Num processo gradual, que começou com a desindexação dos reajustes salariais, o governo já conseguiu aprovar a introdução do regime de trabalho parcial, do banco de horas (mecanismo para as empresas redistribuírem a carga horária dos trabalhadores de acordo com suas próprias necessidades de produção, sem precisar pagar horas extras) e a mediação trabalhista, que transfere para técnicos da iniciativa privada prerrogativas do governo como a conclusão de processos negociais entre trabalhadores e empresários. Estimativas mais otimistas são de que o governo conseguirá propiciar aos empresários uma economia de 18,5% nos custos de contratação e dispensa de mão-de-obra. Iniciativas como a substituição da multa pela advertência, quando fiscais do trabalho encontrarem irregularidades trabalhistas consideradas leves nas empresas, são outro indicador dessa tendência do governo.
Operação desmonte
O ministro do Trabalho, Edward Amadeo, defensor da reforma trabalhista, propôs, recentemente, medidas ainda mais radicais, como a extinção da unicidade sindical, ou seja, maior liberdade para a formação de sindicatos, que poderiam ser criados até empresa por empresa, e fim do imposto sindical obrigatório. "É uma maneira de acabarmos com os sindicatos de gaveta, que não exercem nenhuma função social, e dar lugar a uma verdadeira representação dos trabalhadores", justificou o ministro. "Trata-se de uma operação desmonte da organização da classe operária", retrucou Giba Pereira, da CGT, numa posição que encontra apoio em todas as demais grandes centrais sindicais do país. Os sindicatos também se opõem à suspensão temporária do contrato de trabalho (destinada a evitar as demissões sumárias). Todos, no entanto, concordam com a inclusão da cláusula de garantia do emprego nas negociações coletivas.

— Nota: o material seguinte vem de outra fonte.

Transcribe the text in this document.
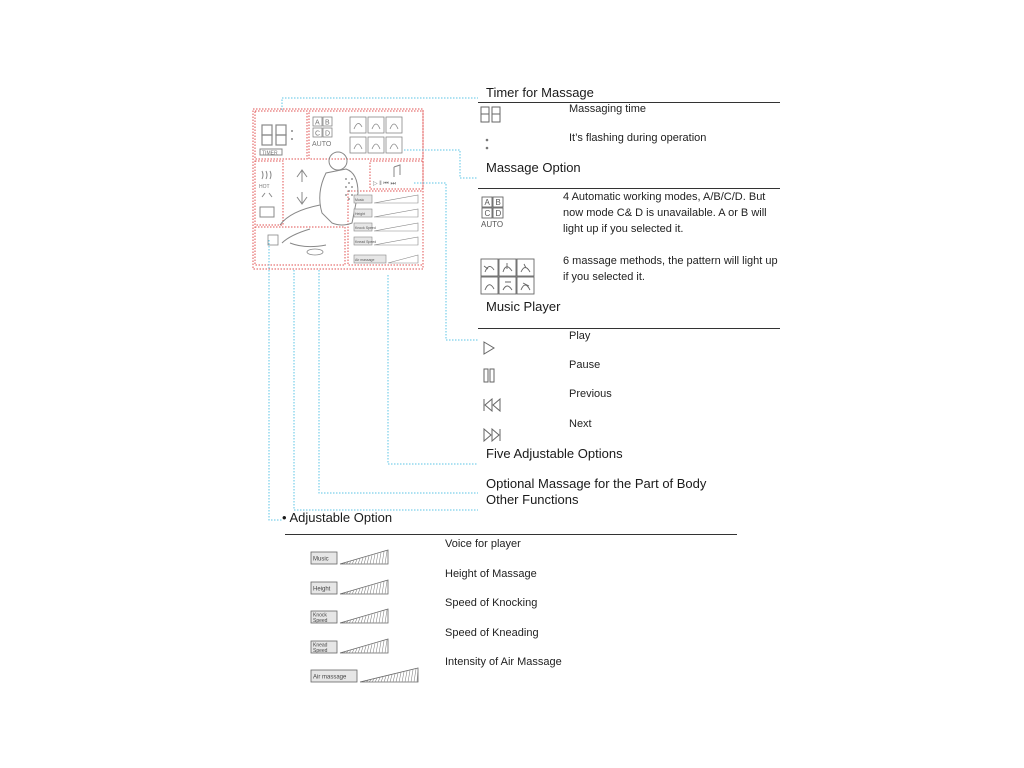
TIMER
A B
C D
AUTO
HOT	▷ ‖ ⏮ ⏭
Music
Height
Knock Speed
Knead Speed
Air massage
Timer for Massage
Massaging time
It’s flashing during operation
Massage Option
A B
C D
AUTO
4 Automatic working modes, A/B/C/D. But now mode C& D is unavailable. A or B will light up if you selected it.
6 massage methods, the pattern will light up if you selected it.
Music Player
Play
Pause
Previous
Next
Five Adjustable Options
Optional Massage for the Part of Body
Other Functions
• Adjustable Option
Music
Voice for player
Height
Height of Massage
Knock
Speed
Speed of Knocking
Knead
Speed
Speed of Kneading
Air massage
Intensity of Air Massage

"Na minha opinião, essa reforma trabalhista é um verdadeiro tiro no pé", declarou Antonio Prado, coordenador de Produção Técnica do Dieese, economista e professor da Pontifícia Universidade Católica (PUC). E acrescentou: "Ao eliminar encargos sociais para as empresas, as políticas sociais ficam seriamente ameaçadas: limita-se o alcance das linhas de financiamento de longo prazo oficiais em áreas habitacionais, de saneamento básico, sustentadas pelo Fundo de Garantia por Tempo de Serviço (FGTS) ou Fundo de Assistência ao Trabalhador (FAT), e ficam reduzidas as chances de a mão-de-obra brasileira se reciclar". Prado lembrou que a grande maioria dos cursos profissionais, de formação e reciclagem da mão-de-obra, são financiados diretamente pelos recursos arrecadados com os encargos sociais pagos pelas empresas. "Se eles são eliminados, as empresas têm um ganho no curto prazo, mas, à custa dessa capacidade do trabalhador de ampliar sua produtividade, em última instância, elas próprias se verão afetadas em seus projetos modernizantes."
Prado não considera o custo da mão-de-obra um entrave à competitividade do produto brasileiro no mercado global. "A mão-de-obra nacional, no sentido mais amplo, já é uma das mais baratas do mundo", afirmou. "O que torna o produto brasileiro menos competitivo é exatamente o trabalhador despreparado para lidar com as novas tecnologias que demandam uma educação adicional." Além disso, os especialistas citam o fato de a dificuldade brasileira de competir no mercado global estar menos ligada ao pagamento de férias e 13o e muito mais ao câmbio sobrevalorizado, à infra-estrutura saturada e à falta de estímulo oficial às atividades exportadoras.